2. Israiliyyat yang bertentangan dengan syariat
Contohnya adalah tentanng kisah Harun adalah Nabi yang membuat anak sapi, lalu ia
mengajak mereka menyembahnya. Demikian juga keterangan ayat yang menjelaskan
bahwa Allah menyelesaikan seluruh pekerjaan-Nya pada hari ketujuh, lalu
istirahat pada hari tersebut. Seperti kisah Yusuf, Daud, Sulaiman, ataupun
kisah-kisah yang termuat dalam tauratnya, yang menyebutkan bahwa yang telah
disembelih adalah Ishaq bukannya Ismail. Terhadap cerita-cerita ini tidak
diperbolehkan untuk meriwayatkannya, ataupun menyebutkannya kecuali dengan
menyertakan sebuah penjelasan tentang kebohongannya. [2]Nabi
sendiri telah melarang para sahabatnya untuk meriwayatkan serta mengambil
kisah-kisah ini.
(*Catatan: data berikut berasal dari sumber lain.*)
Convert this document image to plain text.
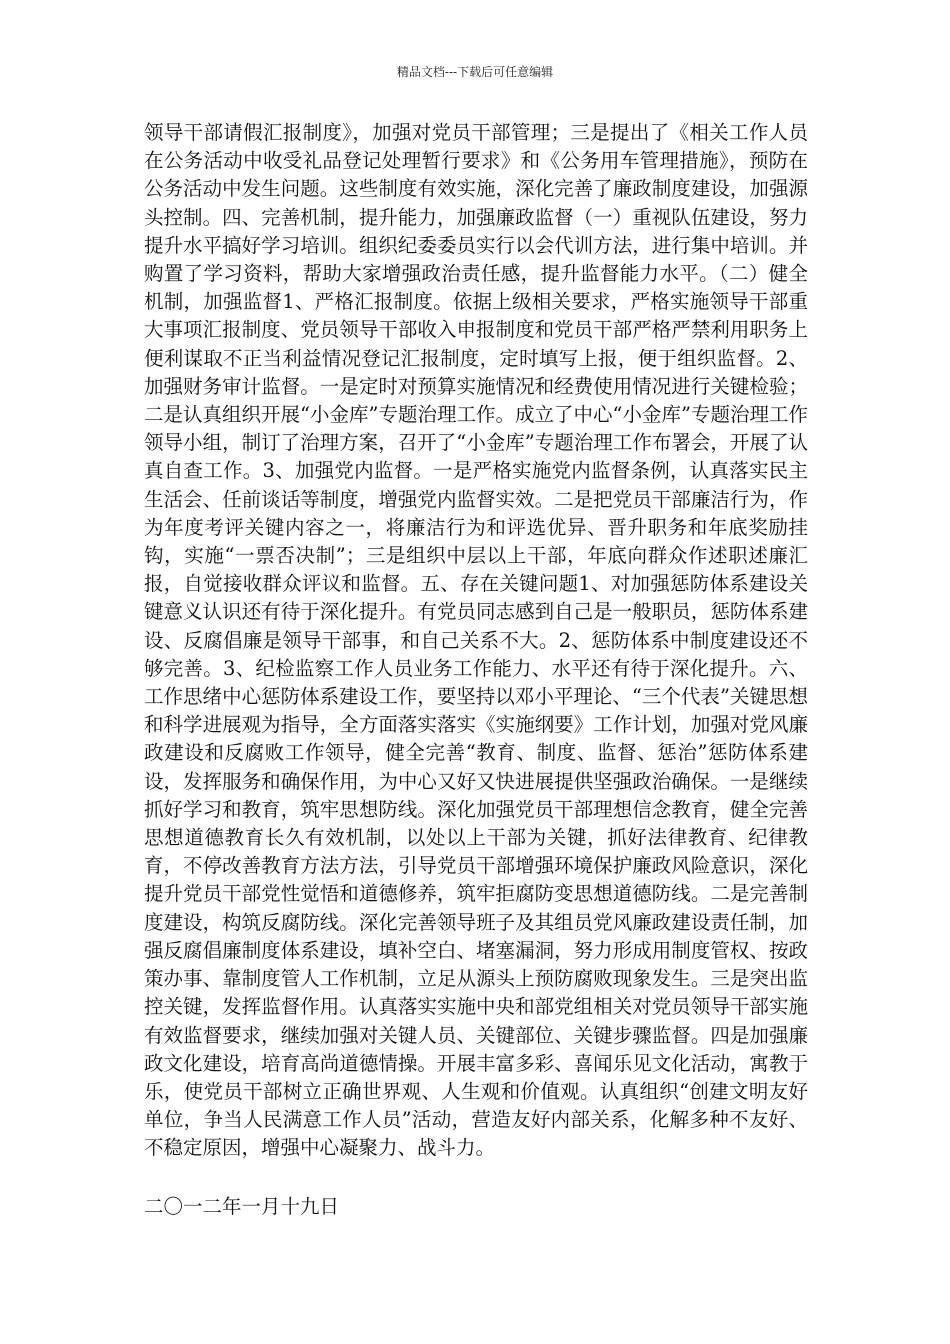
精品文档---下载后可任意编辑

领导干部请假汇报制度》，加强对党员干部管理；三是提出了《相关工作人员在公务活动中收受礼品登记处理暂行要求》和《公务用车管理措施》，预防在公务活动中发生问题。这些制度有效实施，深化完善了廉政制度建设，加强源头控制。四、完善机制，提升能力，加强廉政监督（一）重视队伍建设，努力提升水平搞好学习培训。组织纪委委员实行以会代训方法，进行集中培训。并购置了学习资料，帮助大家增强政治责任感，提升监督能力水平。（二）健全机制，加强监督1、严格汇报制度。依据上级相关要求，严格实施领导干部重大事项汇报制度、党员领导干部收入申报制度和党员干部严格严禁利用职务上便利谋取不正当利益情况登记汇报制度，定时填写上报，便于组织监督。2、加强财务审计监督。一是定时对预算实施情况和经费使用情况进行关键检验；二是认真组织开展“小金库”专题治理工作。成立了中心“小金库”专题治理工作领导小组，制订了治理方案，召开了“小金库”专题治理工作布署会，开展了认真自查工作。3、加强党内监督。一是严格实施党内监督条例，认真落实民主生活会、任前谈话等制度，增强党内监督实效。二是把党员干部廉洁行为，作为年度考评关键内容之一，将廉洁行为和评选优异、晋升职务和年底奖励挂钩，实施“一票否决制”；三是组织中层以上干部，年底向群众作述职述廉汇报，自觉接收群众评议和监督。五、存在关键问题1、对加强惩防体系建设关键意义认识还有待于深化提升。有党员同志感到自己是一般职员，惩防体系建设、反腐倡廉是领导干部事，和自己关系不大。2、惩防体系中制度建设还不够完善。3、纪检监察工作人员业务工作能力、水平还有待于深化提升。六、工作思绪中心惩防体系建设工作，要坚持以邓小平理论、“三个代表”关键思想和科学进展观为指导，全方面落实落实《实施纲要》工作计划，加强对党风廉政建设和反腐败工作领导，健全完善“教育、制度、监督、惩治”惩防体系建设，发挥服务和确保作用，为中心又好又快进展提供坚强政治确保。一是继续抓好学习和教育，筑牢思想防线。深化加强党员干部理想信念教育，健全完善思想道德教育长久有效机制，以处以上干部为关键，抓好法律教育、纪律教育，不停改善教育方法方法，引导党员干部增强环境保护廉政风险意识，深化提升党员干部党性觉悟和道德修养，筑牢拒腐防变思想道德防线。二是完善制度建设，构筑反腐防线。深化完善领导班子及其组员党风廉政建设责任制，加强反腐倡廉制度体系建设，填补空白、堵塞漏洞，努力形成用制度管权、按政策办事、靠制度管人工作机制，立足从源头上预防腐败现象发生。三是突出监控关键，发挥监督作用。认真落实实施中央和部党组相关对党员领导干部实施有效监督要求，继续加强对关键人员、关键部位、关键步骤监督。四是加强廉政文化建设，培育高尚道德情操。开展丰富多彩、喜闻乐见文化活动，寓教于乐，使党员干部树立正确世界观、人生观和价值观。认真组织“创建文明友好单位，争当人民满意工作人员”活动，营造友好内部关系，化解多种不友好、不稳定原因，增强中心凝聚力、战斗力。

二〇一二年一月十九日
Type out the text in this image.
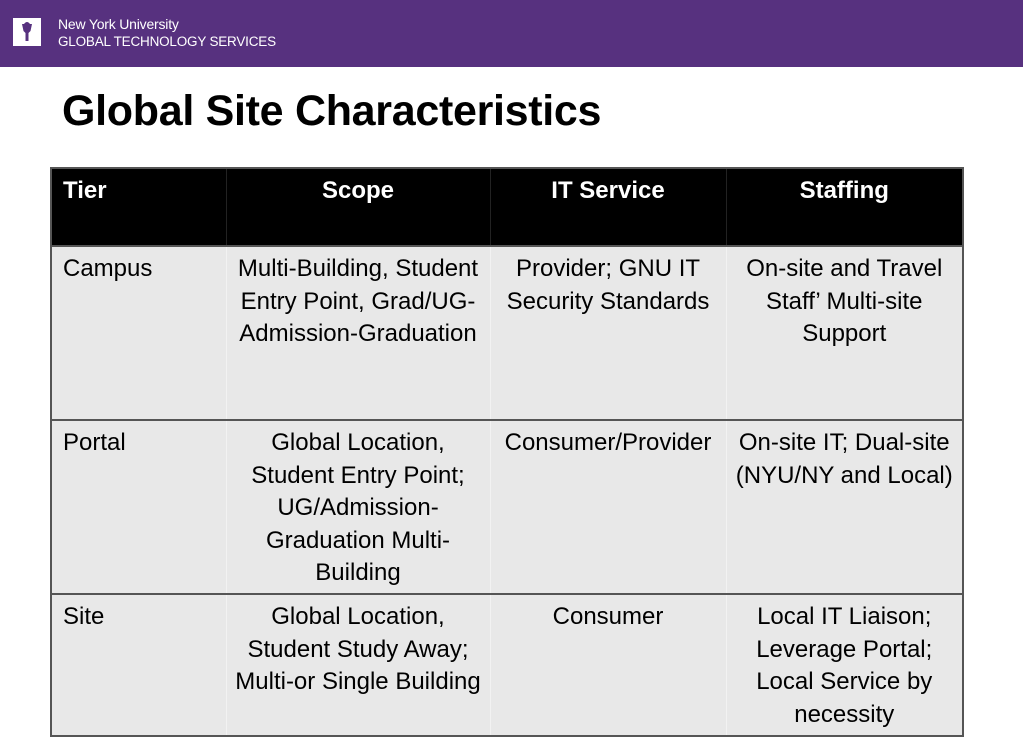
New York University
GLOBAL TECHNOLOGY SERVICES
Global Site Characteristics
Tier	Scope	IT Service	Staffing
Campus	Multi-Building, Student Entry Point, Grad/UG-Admission-Graduation	Provider; GNU IT Security Standards	On-site and Travel Staff’ Multi-site Support
Portal	Global Location, Student Entry Point; UG/Admission-Graduation Multi-Building	Consumer/Provider	On-site IT; Dual-site (NYU/NY and Local)
Site	Global Location, Student Study Away; Multi-or Single Building	Consumer	Local IT Liaison; Leverage Portal; Local Service by necessity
Hal ini sebagaimana yang telah dijelaskan dalam sebuah hadith
yang diriwayatkan dari Bukhari dalam kitab sahihnya.
اَخْرَجَهُ البُخَارِى
قَالَ:حَدَّثَنَا يَحْيَى ابْنُ بَكِيْرٍ, حَدَّثَنَا اللَّيْثُ عَنْ يُوْنُسُ عَنْ
ابْنُ شِهَابٍ, عَنْ عُبَيْدِاللهِ بْن عُتَيْبَةَ, عَنْ عَبْدِاللهِ ابْنُ عَبَّاسٍ
قَالَ: يَا مَعْشَرَالمُسْلِمِيْنَ كَيْفَ تَسْأَلُوْنَ أَهْلَ الْكِتَابِ وَكِتَابُكُمْ
الَّذِي أَنْزَلَ اللهُ عَلَى نَبِيِّهِ أَحْدَثَ الآخْبَارَ بِاللهِ, تَقْرَؤُنَهُ
لَمْ يُشِبْ, وَقَدْحَدَّثَكُمُ اللهُ أَنَّ أَهْلَ الكِتَابِ بَدَّلُوْامَا كَتَبَ
اللهُ وَغَيَّرُوْابِأَيْدِيْهِمُ الْكِتَابَ,
3. Israiliyyat yang didiamkan
Maksud dari didiamkannya Israiliyyat
ini adalah bahwa tidak ada pembenaran terhadap kisah-kisah ini, juga tidak ada jadgment
tentang kesalahan atau kdhaifannya. Terhadap Israiliyyat yang didiamkan ini
maka yang lebih utama adalah meninggalkan atau tidak meriwayatkannya. Serta
menghindari untuk mebahas kisah-kisah ini.[3] Sikap
ini berlandaskan pada hadith Nabi:
رَوَاهُ أَبُوْ
هُرَيْرَةَ, قَالَ: كَانَ أَهْلُ الْكِتَابِ يَقْرَؤُنَ التَّوْرَاةَ بِاالعِبْرَانِيَّةِ,
وُيفَسِّرُوْنَهَا بِالعَرَبِيَّةِ لِاَهْلِ الْاِسْلَامِ, فَقَالَ رَسُوْلُ اللهِ:
لَاتُصَدِّقُوْاأَهْلَ الكِتَابِ, وَلَاتُكَذِّبُوْهُمْ, وَقُوْلُوْا مِنَّا بِاللهِ,
وَمِا أَنْزَلَ اِلَيْنَا, وَ أَنْزَلَ الِيَكُْمْ
Contoh Israiliyyat yang didiamkan adalah
seperti yang diriwaytkan oleh Ibn Katsir dari Su'udi ketika menjelaskan tentang
ayat-ayat dinyatakan dalam surat al-Baqarah ayat 67-74.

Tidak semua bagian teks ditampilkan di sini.